Wienerwald GmbH is a German chain of franchised fast food restaurants, specializing in chicken – especially hendl (a type of roast chicken), schnitzel, and other similar products. Its name means Vienna Woods.

As of 2022 there were five Wienerwald restaurants in Germany and three in Egypt. Previously, the company had also operated in Australia, Austria, Belgium, Finland, Hungary, The Netherlands, Romania, Turkey, the United Arab Emirates, and the United States.

==History==
Founded in 1955 by Linz restaurateur Friedrich Jahn (1923 - 1998) in Munich, Wienerwald rapidly grew to become Europe's largest restaurant chain with more than 1600 restaurants in 1978.

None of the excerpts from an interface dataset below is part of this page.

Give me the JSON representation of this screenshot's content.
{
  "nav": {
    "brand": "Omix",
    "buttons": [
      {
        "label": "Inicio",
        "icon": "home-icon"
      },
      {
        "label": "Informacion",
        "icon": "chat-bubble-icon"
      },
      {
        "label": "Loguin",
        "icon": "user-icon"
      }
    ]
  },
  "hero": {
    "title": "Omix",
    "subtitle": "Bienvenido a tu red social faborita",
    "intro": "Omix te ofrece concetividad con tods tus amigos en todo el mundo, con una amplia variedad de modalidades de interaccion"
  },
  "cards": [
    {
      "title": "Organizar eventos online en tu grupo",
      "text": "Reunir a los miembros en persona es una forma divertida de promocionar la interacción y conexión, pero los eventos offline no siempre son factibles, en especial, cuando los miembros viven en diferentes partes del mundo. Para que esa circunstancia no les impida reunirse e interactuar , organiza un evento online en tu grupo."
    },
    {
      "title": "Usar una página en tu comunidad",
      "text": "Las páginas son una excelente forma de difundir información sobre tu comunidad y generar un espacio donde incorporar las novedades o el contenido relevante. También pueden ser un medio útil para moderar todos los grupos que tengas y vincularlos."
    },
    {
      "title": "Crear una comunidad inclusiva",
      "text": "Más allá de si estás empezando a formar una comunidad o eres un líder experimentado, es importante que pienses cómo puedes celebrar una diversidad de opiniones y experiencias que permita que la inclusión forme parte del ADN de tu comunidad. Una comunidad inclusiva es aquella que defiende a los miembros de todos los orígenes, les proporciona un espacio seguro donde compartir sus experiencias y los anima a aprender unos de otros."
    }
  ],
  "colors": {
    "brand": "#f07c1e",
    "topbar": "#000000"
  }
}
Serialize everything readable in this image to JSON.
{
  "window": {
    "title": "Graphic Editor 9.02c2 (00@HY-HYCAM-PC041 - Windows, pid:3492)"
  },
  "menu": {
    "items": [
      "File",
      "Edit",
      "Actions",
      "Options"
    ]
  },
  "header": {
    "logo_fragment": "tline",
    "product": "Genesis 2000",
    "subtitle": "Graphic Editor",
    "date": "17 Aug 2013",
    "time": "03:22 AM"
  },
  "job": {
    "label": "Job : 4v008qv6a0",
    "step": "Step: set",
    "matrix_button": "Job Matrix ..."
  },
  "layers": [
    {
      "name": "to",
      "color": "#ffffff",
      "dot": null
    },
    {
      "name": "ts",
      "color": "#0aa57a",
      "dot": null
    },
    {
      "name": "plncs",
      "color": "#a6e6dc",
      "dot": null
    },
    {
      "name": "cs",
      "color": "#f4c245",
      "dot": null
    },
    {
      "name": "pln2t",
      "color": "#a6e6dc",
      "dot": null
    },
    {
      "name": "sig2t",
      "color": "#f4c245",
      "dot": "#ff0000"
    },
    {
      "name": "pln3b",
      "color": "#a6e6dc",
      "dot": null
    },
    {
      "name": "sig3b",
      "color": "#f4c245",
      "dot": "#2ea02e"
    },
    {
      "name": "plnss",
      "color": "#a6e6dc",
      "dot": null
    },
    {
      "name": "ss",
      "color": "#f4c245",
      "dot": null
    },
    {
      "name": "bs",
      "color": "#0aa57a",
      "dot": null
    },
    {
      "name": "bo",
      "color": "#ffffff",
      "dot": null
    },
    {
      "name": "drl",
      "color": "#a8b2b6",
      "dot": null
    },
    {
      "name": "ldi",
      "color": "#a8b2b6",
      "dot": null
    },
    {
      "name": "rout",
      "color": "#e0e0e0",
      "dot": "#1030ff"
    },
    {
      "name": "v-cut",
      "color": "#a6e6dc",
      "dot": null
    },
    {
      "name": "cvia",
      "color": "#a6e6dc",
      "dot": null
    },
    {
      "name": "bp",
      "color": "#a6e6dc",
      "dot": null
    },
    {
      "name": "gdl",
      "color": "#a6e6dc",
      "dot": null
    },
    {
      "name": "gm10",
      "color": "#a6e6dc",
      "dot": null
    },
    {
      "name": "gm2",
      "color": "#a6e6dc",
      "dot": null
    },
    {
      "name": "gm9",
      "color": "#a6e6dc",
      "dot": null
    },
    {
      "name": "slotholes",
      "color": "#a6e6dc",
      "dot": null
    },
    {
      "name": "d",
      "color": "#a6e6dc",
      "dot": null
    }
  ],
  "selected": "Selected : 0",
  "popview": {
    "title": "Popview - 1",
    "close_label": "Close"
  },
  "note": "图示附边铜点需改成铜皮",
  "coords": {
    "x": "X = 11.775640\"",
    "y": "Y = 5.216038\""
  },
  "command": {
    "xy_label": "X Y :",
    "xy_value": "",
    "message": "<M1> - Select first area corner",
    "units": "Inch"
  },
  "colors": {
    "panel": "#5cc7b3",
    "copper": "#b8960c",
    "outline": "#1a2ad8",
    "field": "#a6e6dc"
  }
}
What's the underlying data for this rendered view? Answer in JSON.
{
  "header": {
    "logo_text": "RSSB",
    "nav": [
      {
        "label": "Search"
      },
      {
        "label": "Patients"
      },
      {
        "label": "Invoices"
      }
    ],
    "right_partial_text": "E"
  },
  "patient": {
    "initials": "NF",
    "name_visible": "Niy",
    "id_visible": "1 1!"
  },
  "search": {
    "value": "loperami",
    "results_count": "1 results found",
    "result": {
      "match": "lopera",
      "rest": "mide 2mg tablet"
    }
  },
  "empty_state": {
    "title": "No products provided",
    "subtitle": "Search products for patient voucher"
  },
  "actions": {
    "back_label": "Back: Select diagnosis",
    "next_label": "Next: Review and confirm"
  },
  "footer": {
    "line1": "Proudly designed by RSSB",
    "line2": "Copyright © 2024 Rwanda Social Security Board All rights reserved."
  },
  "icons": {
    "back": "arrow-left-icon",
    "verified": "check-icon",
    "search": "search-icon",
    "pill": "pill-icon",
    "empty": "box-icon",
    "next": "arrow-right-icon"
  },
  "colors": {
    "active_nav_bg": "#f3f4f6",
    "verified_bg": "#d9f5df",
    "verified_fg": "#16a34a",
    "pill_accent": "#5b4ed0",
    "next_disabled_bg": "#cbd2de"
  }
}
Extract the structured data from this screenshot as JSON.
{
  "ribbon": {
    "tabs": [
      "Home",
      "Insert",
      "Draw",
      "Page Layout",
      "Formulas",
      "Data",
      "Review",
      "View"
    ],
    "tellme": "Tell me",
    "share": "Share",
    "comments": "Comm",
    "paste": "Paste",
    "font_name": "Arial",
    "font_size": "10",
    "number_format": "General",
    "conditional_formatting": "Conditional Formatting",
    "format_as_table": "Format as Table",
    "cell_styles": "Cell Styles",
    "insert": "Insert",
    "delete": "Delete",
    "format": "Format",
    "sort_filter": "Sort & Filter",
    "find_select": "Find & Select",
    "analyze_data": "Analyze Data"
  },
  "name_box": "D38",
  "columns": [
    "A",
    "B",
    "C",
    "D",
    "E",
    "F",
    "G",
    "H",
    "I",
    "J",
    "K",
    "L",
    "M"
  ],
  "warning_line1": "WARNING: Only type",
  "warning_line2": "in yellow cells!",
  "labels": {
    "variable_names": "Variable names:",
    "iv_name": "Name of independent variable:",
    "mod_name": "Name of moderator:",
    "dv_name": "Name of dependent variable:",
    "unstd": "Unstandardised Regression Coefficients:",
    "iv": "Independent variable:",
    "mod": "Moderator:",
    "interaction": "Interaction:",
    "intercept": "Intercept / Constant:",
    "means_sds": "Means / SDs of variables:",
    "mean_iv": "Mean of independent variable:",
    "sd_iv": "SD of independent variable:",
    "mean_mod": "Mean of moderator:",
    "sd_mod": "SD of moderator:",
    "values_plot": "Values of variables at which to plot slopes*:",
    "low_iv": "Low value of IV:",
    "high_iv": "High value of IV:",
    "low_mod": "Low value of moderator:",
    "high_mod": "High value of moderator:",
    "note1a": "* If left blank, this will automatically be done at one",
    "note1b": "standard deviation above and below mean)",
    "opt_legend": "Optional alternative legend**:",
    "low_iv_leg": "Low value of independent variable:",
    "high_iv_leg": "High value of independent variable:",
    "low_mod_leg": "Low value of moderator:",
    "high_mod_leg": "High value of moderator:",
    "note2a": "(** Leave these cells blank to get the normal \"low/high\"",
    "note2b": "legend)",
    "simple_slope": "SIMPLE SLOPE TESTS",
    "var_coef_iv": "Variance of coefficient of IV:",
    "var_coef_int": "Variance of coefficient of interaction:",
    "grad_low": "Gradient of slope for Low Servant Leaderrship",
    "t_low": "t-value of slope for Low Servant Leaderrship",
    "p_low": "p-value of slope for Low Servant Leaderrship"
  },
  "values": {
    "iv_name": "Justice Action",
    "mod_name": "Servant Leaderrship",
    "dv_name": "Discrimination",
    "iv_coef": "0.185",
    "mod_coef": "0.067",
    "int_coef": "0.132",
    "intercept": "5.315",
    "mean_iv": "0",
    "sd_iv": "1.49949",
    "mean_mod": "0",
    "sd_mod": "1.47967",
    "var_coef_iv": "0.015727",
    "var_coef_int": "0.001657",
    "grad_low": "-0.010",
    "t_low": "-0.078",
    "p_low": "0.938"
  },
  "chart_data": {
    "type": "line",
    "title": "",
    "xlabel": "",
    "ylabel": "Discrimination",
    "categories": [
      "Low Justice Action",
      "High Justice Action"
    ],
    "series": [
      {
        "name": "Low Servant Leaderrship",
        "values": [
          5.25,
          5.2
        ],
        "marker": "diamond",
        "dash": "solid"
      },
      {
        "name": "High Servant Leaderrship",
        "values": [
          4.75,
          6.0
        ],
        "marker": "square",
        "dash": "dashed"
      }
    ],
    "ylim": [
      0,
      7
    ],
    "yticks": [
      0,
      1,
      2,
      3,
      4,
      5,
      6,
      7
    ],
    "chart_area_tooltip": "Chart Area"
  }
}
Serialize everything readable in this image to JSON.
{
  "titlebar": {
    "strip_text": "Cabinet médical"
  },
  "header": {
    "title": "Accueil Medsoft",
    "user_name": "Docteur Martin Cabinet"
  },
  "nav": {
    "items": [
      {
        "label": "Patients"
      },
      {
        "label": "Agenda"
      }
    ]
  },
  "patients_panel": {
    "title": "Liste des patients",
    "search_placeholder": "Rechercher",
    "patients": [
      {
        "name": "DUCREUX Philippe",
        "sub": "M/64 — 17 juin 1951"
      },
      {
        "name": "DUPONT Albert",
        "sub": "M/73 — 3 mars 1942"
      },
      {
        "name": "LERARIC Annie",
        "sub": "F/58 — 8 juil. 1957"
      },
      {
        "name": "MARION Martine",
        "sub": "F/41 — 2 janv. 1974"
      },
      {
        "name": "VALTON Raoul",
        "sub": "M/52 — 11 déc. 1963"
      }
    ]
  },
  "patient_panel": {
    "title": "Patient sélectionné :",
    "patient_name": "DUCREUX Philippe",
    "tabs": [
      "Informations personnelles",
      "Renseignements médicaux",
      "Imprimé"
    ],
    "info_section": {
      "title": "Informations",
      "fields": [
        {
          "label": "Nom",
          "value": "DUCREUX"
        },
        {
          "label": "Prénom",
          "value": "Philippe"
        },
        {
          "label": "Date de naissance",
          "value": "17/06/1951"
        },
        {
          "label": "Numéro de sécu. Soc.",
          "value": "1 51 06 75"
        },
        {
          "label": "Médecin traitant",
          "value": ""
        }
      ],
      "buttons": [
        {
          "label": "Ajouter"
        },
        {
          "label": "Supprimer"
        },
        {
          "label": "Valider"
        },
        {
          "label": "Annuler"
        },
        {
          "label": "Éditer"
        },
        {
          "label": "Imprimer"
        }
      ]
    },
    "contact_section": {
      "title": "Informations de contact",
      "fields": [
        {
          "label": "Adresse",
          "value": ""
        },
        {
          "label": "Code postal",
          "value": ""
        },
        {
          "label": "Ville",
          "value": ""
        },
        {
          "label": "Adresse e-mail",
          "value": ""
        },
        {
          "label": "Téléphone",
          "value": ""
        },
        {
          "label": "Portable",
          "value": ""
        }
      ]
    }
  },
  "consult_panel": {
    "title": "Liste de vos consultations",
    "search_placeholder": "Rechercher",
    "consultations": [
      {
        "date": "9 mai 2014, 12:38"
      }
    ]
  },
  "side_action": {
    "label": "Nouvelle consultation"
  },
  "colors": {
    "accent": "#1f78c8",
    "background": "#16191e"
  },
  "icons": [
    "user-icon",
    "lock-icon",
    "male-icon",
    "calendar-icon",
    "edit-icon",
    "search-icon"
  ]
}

In 1978, Wienerwald purchased the 273-restaurant Lum's chain from the former owner of Kentucky Fried Chicken, John Y. Brown Jr. The chain's inability to market its outlets as providers of chicken (rather than overcoming the US misconception that "Wienerwald" was a wiener chain), plus the huge growth in 1978 brought enormous debts. Many of the restaurants in the US and Europe had to close, and Wienerwald declared bankruptcy in 1982, divesting itself of its 880 restaurants in the United States.

The chain recovered, but failed to return to its former glory; sales and restaurant numbers declined and many foreign markets were abandoned. In 2003, and again in 2007, Wienerwald filed for bankruptcy again, which resulted in further closures of restaurants and further release of employees.

In 2007, Friedrich Jahn's daughters Margot Steinberg and Evelyn Peitzner purchased the company and Wienerwald started a new era. In order to become competitive again, the chain modernized and adjusted its concept, shifting from casual dining more towards fast food - with orders placed and picked up at the counter instead of the customer being served at the table - and also upgrading the interior design. In June 2009 the first Wienerwald in Turkey opened in Istanbul, but despite a rapid expansion—temporarily reaching 30 branches—the market has been abandoned. The first Romanian restaurant in Bucharest opened in April 2011, but subsequently the company withdrew from Romania as well.

At the end of 2017, 23 restaurants remained in Germany (sited most densely in Bavaria), three in Greater Cairo and one each in Budapest and in Dubai.
The following years witnessed further decline. After a restructuring, a new Wienerwald concept and design was introduced in the Lower Saxon locations of Torfhaus (Upper Harz region) and Hildesheim. A still existing Wienerwald restaurant in Munich was rebranded in mid-2023; several other restaurants were set to continue business independently under alternative names with a concept similar to the known one. In Hanover, the last restaurant of the previous kind operated under the Wienerwald brand until the end of 2023, before the rights to use the name expired and the restaurant would continue to operate under a different name.

==Wienerwald Restaurants GmbH (Austria)==
In Austria, Friedrich Jahn sold all Wienerwald restaurants to a different owner in 1986, thus separating the Austrian restaurants from the rest of the company. On August 5, 2025, this Austrian branch of Wienerwald filed for bankruptcy. Pending bankruptcy proceedings, the detached spin out company Wienerwald Restaurants GmbH continues to operate some casual dining restaurants with a similar menu as of September 2025.